Some recent work on cell senescence demonstrates one of my recurring points: we have reached the stage at which all new knowledge of cellular biochemistry and genetics found in the course of a single field of research has wider applications. We are seeing the ties between aging and cancer, for example, and the ways in which different conditions related to the same biochemical processes.
Earlier studies have demonstrated that as cells reach senescence, an alteration in chromatic structure called senescence-associated heterochromatin foci (SAHF) silences the genes that trigger the cells growth. This discovery reveals the process of SAHF formation. SAHF are domains of tightly packed chromatin that repress activity of the genes that normally trigger cell proliferation. The Fox researchers have identified at least three proteins in the cell that contribute to the formation of SAHF. These proteins are called ASF1a, HIRA, and promyelocytic leukemia (PML). Scientists have known for a while that PML suppresses the formation of this type of leukemia, but do not know why.

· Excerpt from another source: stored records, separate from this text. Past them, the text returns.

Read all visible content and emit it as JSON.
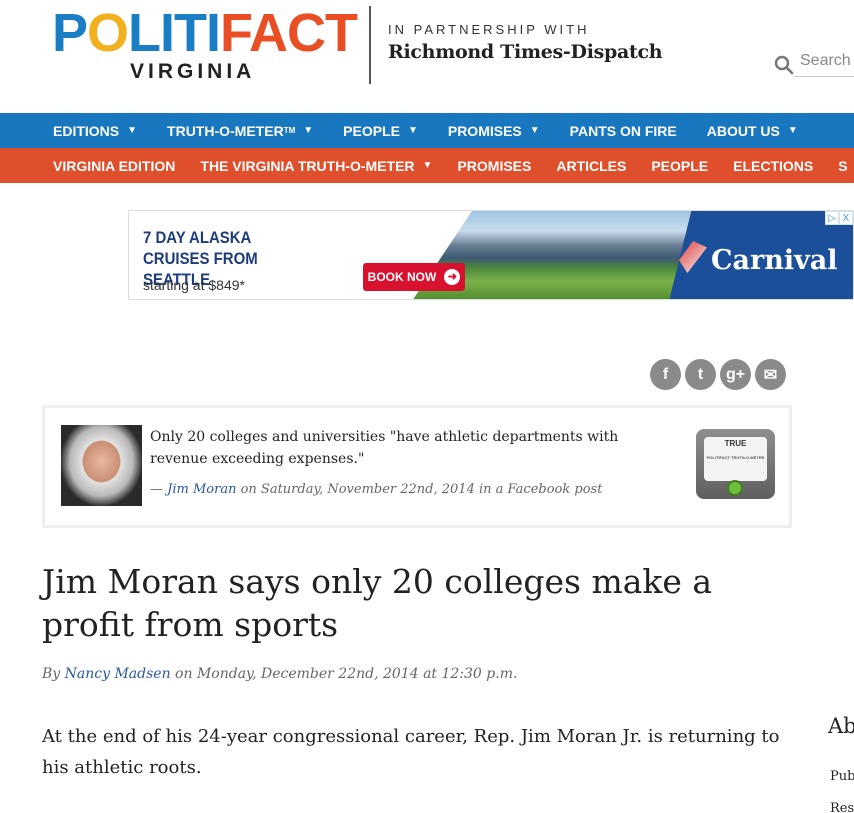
{
  "header": {
    "logo_pol": "P",
    "logo_check": "O",
    "logo_liti": "LITI",
    "logo_fact": "FACT",
    "logo_sub": "VIRGINIA",
    "partner_line1": "IN PARTNERSHIP WITH",
    "partner_line2": "Richmond Times-Dispatch",
    "search_placeholder": "Search"
  },
  "nav_primary": [
    {
      "label": "EDITIONS",
      "has_dropdown": true
    },
    {
      "label": "TRUTH-O-METER",
      "sup": "TM",
      "has_dropdown": true
    },
    {
      "label": "PEOPLE",
      "has_dropdown": true
    },
    {
      "label": "PROMISES",
      "has_dropdown": true
    },
    {
      "label": "PANTS ON FIRE",
      "has_dropdown": false
    },
    {
      "label": "ABOUT US",
      "has_dropdown": true
    }
  ],
  "nav_secondary": [
    {
      "label": "VIRGINIA EDITION"
    },
    {
      "label": "THE VIRGINIA TRUTH-O-METER",
      "has_dropdown": true
    },
    {
      "label": "PROMISES"
    },
    {
      "label": "ARTICLES"
    },
    {
      "label": "PEOPLE"
    },
    {
      "label": "ELECTIONS"
    },
    {
      "label": "S"
    }
  ],
  "ad": {
    "title": "7 DAY ALASKA CRUISES FROM SEATTLE",
    "price": "starting at $849*",
    "cta": "BOOK NOW",
    "brand": "Carnival",
    "adchoices": "▷",
    "close": "X"
  },
  "share": {
    "facebook": "f",
    "twitter": "t",
    "googleplus": "g+",
    "email": "✉"
  },
  "statement": {
    "quote": "Only 20 colleges and universities \"have athletic departments with revenue exceeding expenses.\"",
    "dash": "— ",
    "speaker": "Jim Moran",
    "context": " on Saturday, November 22nd, 2014 in a Facebook post",
    "rating": "TRUE",
    "meter_caption": "POLITIFACT TRUTH-O-METER"
  },
  "article": {
    "headline": "Jim Moran says only 20 colleges make a profit from sports",
    "by": "By ",
    "author": "Nancy Madsen",
    "date": " on Monday, December 22nd, 2014 at 12:30 p.m.",
    "body": "At the end of his 24-year congressional career, Rep. Jim Moran Jr. is returning to his athletic roots."
  },
  "aside": {
    "title": "Ab",
    "line1": "Pub",
    "line2": "Res"
  },
  "colors": {
    "nav_primary_bg": "#1877be",
    "nav_secondary_bg": "#e04f2b",
    "logo_blue": "#1a7ec4",
    "logo_orange": "#e94e24",
    "link": "#2a5aa0"
  }
}
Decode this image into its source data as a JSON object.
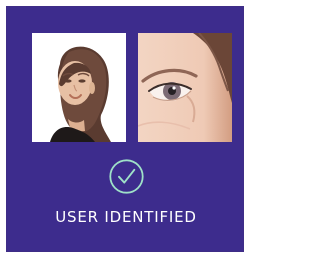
{
  "status": {
    "label": "USER IDENTIFIED"
  },
  "icons": {
    "success": "check-circle-icon"
  },
  "colors": {
    "panel_background": "#3d2c8d",
    "success_icon": "#9fe1c8",
    "text": "#ffffff"
  }
}
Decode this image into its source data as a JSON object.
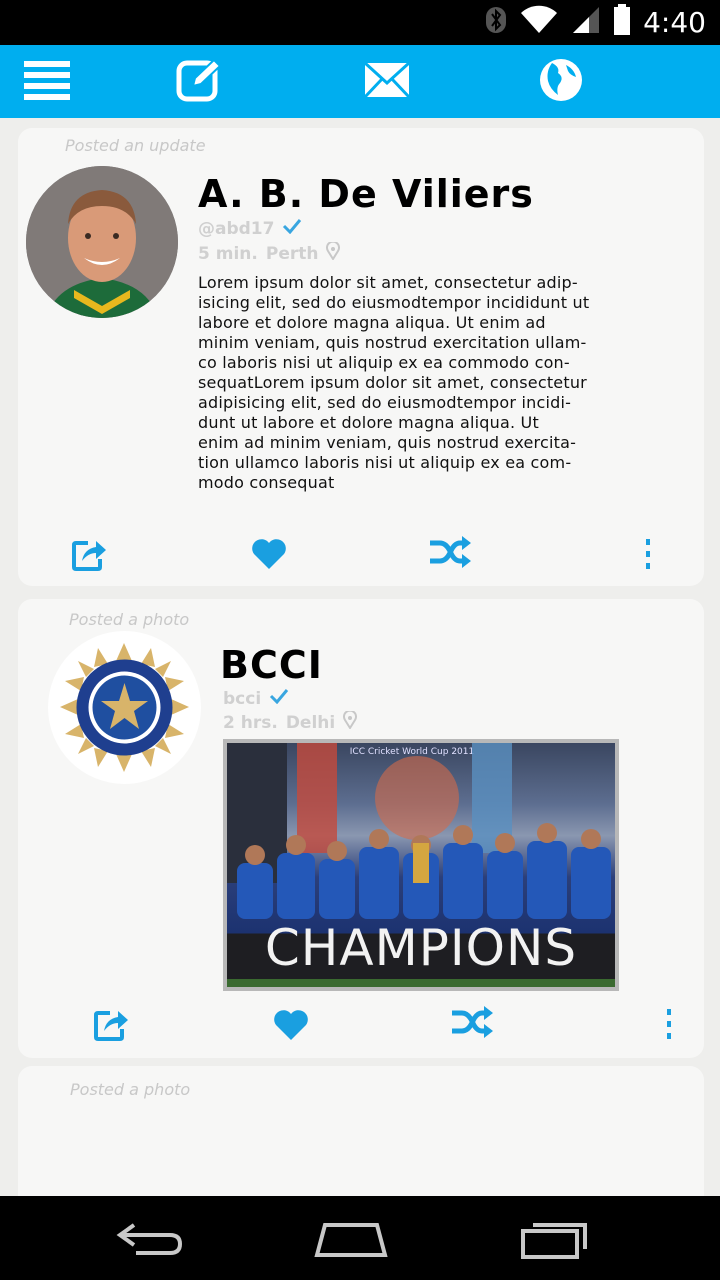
{
  "status": {
    "time": "4:40"
  },
  "toolbar": {
    "menu_icon": "menu-icon",
    "compose_icon": "compose-icon",
    "mail_icon": "mail-icon",
    "globe_icon": "globe-icon"
  },
  "colors": {
    "accent": "#00aeef",
    "card_bg": "#f7f7f6",
    "meta_gray": "#d0d0d0"
  },
  "posts": [
    {
      "posted_label": "Posted an update",
      "name": "A. B. De Viliers",
      "handle": "@abd17",
      "time": "5 min.",
      "location": "Perth",
      "text": "Lorem ipsum dolor sit amet, consectetur adip-\nisicing elit, sed do eiusmodtempor incididunt ut\nlabore et dolore magna aliqua. Ut enim ad\nminim veniam, quis nostrud exercitation ullam-\nco laboris nisi ut aliquip ex ea commodo con-\nsequatLorem ipsum dolor sit amet, consectetur\nadipisicing elit, sed do eiusmodtempor incidi-\ndunt ut labore et dolore magna aliqua. Ut\nenim ad minim veniam, quis nostrud exercita-\ntion ullamco laboris nisi ut aliquip ex ea com-\nmodo consequat"
    },
    {
      "posted_label": "Posted a photo",
      "name": "BCCI",
      "handle": "bcci",
      "time": "2 hrs.",
      "location": "Delhi",
      "photo_banner": "CHAMPIONS",
      "photo_caption": "ICC Cricket World Cup 2011"
    },
    {
      "posted_label": "Posted a photo"
    }
  ]
}
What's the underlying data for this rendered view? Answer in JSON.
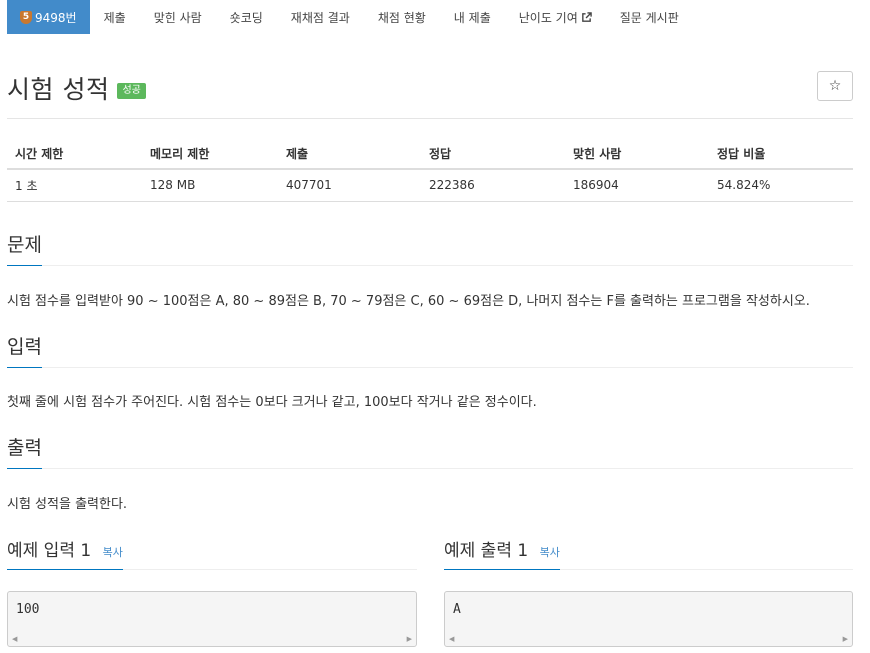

This research suggests the possibility that PML arises because the PML protein is not able to do its job in forming SAHF. If this is true, this study might help in the design of therapeutic drugs to treat cancer patients and even lessen some aspects of aging. Additional study in this field will define the molecular details by which HIRA, PML, and ASF1 and formation of SAHF may also be a factor in other human cancers.
The incidental benefits of fields like stem cell research and modern cancer research - focusing as they do on cellular biochemistry - are large. This new knowledge will serve as a basis for the targeted healthy life extension research of the future.